Add your contacts to a spreadsheet
You don’t need to save all the business cards you collect. You can digitize the cards - there are many options available today. You can take a picture of each card with your smart phone and email them to yourself or store electronically in programs such as Evernote. You can use a scanner to import the cards into your computer or can store this information in an Excel spreadsheet and save that file. Every time you get a new contact, whether it’s on a business card or by word of mouth, add it to the sheet.
Keep in touch with your contacts
This is a very important tip. Remember it. Send your contacts a quick “hello” email every now and then to let them know you’re thinking about them. You want people to remember you, so you’ve got to make yourself memorable.

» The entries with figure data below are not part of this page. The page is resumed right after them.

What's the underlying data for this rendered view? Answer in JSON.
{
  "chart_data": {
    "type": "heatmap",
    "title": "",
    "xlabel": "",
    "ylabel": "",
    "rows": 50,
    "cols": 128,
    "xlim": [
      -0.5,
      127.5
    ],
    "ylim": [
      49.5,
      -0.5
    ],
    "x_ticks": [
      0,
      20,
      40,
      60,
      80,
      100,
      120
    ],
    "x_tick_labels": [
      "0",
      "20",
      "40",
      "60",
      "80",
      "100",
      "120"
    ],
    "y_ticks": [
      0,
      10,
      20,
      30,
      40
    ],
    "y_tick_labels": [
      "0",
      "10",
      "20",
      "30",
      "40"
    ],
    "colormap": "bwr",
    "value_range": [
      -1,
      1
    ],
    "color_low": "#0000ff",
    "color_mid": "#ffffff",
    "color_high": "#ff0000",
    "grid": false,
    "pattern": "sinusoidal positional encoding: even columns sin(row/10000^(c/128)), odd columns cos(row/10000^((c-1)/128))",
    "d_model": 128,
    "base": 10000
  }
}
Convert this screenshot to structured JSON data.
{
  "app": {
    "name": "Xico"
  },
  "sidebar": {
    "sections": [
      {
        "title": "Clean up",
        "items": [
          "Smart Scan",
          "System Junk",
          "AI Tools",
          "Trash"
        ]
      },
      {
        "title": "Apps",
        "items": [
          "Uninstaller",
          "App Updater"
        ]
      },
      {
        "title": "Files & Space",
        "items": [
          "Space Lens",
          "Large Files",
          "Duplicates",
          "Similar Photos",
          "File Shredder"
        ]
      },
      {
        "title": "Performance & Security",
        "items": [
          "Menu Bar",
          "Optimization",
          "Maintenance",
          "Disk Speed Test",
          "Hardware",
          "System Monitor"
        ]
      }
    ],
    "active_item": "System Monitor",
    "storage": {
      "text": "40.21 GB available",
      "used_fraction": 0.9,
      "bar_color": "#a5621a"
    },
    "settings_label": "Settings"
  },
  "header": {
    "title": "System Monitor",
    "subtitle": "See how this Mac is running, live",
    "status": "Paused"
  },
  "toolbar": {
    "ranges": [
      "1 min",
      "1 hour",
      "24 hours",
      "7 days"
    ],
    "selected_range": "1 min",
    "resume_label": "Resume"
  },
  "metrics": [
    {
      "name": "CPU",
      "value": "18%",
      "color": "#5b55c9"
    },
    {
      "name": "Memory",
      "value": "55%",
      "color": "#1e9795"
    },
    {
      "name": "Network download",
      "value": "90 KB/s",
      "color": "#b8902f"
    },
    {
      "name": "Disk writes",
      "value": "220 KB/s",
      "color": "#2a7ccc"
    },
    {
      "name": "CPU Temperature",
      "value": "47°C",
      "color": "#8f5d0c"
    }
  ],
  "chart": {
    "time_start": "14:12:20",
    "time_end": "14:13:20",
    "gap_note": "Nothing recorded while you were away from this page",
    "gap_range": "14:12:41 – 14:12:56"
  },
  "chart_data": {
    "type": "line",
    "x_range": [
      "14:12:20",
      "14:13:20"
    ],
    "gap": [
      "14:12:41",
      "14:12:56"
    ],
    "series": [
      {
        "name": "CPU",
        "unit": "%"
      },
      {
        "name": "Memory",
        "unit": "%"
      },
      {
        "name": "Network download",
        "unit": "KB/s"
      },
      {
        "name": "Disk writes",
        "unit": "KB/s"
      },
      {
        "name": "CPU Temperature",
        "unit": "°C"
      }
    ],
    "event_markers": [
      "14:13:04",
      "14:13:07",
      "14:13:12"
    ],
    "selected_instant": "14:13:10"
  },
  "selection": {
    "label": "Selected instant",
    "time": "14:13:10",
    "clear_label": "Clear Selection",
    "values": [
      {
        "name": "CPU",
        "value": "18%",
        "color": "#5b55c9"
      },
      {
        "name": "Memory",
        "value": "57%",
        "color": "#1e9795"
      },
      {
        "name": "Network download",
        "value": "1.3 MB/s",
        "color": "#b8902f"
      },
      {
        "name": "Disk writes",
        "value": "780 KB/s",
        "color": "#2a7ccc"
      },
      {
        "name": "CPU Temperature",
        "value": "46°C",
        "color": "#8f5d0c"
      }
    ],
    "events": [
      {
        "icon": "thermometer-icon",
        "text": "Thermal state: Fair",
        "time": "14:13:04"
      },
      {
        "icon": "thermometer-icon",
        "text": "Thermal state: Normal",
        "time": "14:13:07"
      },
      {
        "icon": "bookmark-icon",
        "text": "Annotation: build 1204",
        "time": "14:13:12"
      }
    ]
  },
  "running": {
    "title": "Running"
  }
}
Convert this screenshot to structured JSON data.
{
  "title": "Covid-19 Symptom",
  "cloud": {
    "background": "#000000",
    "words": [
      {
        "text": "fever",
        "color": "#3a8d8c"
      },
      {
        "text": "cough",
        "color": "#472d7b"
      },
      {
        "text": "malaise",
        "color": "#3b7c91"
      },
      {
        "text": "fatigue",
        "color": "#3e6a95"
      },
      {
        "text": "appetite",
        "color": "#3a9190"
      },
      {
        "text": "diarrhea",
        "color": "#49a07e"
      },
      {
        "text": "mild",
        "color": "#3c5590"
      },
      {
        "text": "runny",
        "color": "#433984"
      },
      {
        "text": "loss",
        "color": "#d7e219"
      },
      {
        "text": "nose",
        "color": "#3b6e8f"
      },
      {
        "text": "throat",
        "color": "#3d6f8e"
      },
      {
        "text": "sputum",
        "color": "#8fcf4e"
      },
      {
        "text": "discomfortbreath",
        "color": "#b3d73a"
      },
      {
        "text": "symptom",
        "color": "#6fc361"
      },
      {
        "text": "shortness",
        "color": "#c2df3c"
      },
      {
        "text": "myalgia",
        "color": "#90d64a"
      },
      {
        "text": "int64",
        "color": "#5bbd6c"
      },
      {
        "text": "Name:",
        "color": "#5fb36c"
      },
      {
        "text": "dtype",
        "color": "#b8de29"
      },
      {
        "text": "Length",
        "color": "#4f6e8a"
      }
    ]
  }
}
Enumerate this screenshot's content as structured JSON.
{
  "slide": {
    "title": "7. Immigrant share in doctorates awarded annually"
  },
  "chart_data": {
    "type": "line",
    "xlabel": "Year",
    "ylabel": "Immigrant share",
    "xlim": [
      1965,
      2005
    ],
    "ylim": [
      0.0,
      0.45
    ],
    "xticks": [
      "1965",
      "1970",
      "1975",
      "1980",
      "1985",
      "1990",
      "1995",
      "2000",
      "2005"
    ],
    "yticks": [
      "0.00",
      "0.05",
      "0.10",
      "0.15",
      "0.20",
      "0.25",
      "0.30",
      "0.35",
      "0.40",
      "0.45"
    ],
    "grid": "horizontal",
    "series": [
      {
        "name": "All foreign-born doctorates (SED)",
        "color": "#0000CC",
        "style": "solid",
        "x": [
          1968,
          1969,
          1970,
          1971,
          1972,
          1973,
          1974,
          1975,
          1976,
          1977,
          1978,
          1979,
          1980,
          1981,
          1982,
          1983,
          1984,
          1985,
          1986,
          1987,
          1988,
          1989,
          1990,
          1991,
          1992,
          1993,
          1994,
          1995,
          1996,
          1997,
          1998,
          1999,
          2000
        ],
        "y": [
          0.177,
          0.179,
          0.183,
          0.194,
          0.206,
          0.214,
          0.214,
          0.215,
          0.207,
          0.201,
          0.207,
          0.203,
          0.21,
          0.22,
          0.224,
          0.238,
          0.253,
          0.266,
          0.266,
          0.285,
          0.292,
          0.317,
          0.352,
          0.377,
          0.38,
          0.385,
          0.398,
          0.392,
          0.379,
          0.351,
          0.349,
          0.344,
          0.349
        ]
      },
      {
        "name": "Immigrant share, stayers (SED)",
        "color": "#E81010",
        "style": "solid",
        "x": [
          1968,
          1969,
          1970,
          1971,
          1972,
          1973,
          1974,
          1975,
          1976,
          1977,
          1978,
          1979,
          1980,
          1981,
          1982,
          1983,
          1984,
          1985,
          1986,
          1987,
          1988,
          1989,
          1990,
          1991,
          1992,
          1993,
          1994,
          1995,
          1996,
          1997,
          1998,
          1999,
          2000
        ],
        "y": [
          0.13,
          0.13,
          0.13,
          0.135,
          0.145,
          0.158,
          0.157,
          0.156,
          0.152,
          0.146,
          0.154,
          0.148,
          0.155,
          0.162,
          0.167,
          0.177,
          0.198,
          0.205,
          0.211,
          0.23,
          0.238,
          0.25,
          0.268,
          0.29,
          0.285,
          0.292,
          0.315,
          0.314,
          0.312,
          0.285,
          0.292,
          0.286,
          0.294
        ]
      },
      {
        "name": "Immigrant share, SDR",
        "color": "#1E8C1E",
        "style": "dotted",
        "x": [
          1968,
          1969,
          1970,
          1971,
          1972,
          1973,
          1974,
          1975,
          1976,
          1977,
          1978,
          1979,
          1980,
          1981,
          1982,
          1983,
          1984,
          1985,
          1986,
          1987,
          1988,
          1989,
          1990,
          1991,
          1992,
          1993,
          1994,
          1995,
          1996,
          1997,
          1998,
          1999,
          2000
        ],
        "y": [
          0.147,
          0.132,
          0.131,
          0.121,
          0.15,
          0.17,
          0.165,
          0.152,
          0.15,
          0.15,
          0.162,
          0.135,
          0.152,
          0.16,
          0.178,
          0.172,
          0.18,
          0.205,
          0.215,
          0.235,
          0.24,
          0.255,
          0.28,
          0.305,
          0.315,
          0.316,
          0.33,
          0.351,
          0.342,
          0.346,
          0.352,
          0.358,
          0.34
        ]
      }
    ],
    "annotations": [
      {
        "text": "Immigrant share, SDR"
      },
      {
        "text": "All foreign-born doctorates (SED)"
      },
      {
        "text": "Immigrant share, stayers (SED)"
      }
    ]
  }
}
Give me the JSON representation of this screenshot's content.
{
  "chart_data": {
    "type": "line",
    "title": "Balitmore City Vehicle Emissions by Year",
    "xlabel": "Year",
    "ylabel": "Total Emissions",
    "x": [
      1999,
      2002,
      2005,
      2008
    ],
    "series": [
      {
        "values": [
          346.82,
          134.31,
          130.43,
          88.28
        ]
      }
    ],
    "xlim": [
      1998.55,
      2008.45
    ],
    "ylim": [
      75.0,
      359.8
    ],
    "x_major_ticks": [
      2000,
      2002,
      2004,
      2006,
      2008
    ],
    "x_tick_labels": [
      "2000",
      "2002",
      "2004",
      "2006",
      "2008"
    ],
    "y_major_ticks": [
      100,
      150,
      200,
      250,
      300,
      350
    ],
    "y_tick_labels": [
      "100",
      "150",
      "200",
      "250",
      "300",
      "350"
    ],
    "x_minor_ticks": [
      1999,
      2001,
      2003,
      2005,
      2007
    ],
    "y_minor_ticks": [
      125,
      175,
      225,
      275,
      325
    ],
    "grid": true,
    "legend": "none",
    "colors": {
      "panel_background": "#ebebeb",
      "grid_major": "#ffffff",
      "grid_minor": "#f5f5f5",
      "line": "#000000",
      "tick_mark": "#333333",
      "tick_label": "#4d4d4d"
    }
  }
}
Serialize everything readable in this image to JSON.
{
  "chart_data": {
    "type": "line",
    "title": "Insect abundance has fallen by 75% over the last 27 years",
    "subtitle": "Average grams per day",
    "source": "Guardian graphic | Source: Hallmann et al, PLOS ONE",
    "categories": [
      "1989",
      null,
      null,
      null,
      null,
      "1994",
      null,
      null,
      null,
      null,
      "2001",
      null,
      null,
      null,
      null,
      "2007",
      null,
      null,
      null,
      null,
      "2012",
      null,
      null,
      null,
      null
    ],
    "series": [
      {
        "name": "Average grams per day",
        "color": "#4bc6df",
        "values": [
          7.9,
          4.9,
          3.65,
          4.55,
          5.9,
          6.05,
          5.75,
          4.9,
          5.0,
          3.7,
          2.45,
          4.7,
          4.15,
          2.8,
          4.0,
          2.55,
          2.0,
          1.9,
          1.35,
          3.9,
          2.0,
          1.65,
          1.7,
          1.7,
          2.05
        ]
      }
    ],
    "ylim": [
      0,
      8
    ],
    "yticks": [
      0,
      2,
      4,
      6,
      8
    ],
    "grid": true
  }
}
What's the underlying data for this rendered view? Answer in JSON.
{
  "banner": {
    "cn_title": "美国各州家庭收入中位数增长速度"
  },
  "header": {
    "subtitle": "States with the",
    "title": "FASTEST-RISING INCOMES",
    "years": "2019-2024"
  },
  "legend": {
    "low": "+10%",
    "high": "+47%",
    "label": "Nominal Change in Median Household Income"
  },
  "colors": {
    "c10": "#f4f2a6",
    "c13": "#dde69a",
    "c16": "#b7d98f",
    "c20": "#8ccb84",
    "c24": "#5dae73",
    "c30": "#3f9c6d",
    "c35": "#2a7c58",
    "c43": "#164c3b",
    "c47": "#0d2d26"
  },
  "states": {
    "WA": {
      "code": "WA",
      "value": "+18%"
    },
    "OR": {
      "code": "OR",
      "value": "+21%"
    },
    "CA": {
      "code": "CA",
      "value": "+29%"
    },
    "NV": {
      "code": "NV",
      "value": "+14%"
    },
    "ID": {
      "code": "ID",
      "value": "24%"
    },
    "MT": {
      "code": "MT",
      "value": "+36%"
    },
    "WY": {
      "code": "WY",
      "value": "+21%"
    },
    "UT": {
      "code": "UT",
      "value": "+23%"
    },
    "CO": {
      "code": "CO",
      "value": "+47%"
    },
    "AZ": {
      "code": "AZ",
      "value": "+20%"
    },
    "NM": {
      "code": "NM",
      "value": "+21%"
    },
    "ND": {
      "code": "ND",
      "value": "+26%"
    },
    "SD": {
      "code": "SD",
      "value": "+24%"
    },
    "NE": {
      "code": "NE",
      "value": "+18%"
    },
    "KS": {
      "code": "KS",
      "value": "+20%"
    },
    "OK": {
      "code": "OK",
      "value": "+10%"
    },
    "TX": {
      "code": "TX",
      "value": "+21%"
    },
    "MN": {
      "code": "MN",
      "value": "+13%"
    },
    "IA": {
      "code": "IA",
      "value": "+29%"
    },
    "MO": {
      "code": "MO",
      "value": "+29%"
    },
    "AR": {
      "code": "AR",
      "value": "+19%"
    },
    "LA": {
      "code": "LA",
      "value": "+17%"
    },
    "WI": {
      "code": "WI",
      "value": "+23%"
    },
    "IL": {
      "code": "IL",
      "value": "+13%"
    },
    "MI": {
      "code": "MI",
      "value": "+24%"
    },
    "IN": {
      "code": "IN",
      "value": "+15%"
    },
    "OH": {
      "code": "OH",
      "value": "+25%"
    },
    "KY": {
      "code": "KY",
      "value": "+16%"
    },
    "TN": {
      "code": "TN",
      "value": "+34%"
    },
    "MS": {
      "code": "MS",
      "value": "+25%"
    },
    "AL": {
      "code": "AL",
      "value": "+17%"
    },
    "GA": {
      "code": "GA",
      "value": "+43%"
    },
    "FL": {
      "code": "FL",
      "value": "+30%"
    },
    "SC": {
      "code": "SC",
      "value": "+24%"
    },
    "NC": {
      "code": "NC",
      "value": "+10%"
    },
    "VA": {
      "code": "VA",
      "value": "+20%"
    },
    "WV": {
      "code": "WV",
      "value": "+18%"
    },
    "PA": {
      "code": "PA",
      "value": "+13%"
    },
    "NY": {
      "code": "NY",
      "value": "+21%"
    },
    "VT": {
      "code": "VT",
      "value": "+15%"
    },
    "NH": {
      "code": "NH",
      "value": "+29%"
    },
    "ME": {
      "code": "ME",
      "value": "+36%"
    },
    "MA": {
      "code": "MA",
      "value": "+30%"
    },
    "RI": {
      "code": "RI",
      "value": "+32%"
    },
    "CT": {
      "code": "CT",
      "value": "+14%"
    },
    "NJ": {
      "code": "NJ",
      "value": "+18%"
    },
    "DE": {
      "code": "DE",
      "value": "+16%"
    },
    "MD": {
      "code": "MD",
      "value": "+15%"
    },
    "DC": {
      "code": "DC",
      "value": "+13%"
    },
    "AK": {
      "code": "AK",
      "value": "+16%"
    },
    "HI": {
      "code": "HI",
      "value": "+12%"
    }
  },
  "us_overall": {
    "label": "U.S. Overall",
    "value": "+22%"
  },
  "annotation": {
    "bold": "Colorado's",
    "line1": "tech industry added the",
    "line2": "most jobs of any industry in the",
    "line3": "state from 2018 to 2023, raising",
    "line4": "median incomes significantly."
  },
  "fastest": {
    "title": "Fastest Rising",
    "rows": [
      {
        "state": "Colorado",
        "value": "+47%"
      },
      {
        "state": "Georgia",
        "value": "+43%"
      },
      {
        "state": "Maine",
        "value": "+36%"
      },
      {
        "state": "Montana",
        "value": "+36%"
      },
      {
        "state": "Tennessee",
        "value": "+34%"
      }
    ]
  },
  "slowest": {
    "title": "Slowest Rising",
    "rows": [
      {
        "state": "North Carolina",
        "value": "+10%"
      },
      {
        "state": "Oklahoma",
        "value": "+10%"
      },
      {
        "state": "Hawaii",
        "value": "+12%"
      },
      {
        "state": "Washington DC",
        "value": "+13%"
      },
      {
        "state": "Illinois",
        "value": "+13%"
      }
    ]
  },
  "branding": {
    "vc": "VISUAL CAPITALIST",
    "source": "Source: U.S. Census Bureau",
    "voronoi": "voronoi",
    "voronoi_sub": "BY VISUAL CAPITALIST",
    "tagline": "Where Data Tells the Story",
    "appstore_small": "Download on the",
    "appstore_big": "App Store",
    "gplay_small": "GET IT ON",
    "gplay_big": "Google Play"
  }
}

The goal of a networking event is to meet people. That's just the start.
The real goal is to meet people in your area of interest and develop meaningful relationships. You should keep in touch with people you genuinely like and can relate to. Remember, people who will help you are those that you have a close connection with and not just someone you met once at an event.
Also, you should not keep in touch with people with the sole reason that you think you have something to gain from them. You should be genuinely interested in the people you meet. Remember you already have something in common whether it is a shared mutual interest or a similar industry. Do not approach this as a numbers game, but instead, approach it as an opportunity to meet new people and establish a relationship. And remember this is a two way relationship, you should be willing to help out others, even if they cannot help you in return. Do not keep score. You may be able to help someone, and another person may be able to help you. This is how life works. This is the best attitude to have with regards to “networking.” Unfortunately, this term often has a negative connotation, and people think that networking means that people are trying to use or take advantage of another. That is only true if you approach this incorrectly.
A great, positive example of networking is the story of how I ended up with the position of Editor-in-Chief of Project LIFE. I initially worked with Sumit Dua, helping him write a short story several years ago. Even though we didn’t work together for several years since that project, we just kept in touch with a hello every now and then. The day he was looking for an editor happened to be the day I randomly communicated with him via social media. That was enough, as he thought of me at that right moment and I ended up with the position. So, you never really know what might happen if you stay in touch with your contacts! Try it when you go to networking events.
1Chaplin, W. F., Phillips, J. B., Brown, J. D., Clanton, N. R., Stein, J. L. Handshaking, gender, personality, and first impressions. Journal of Personality and Social Psychology, Vol 79(1), Jul 2000, 110-117.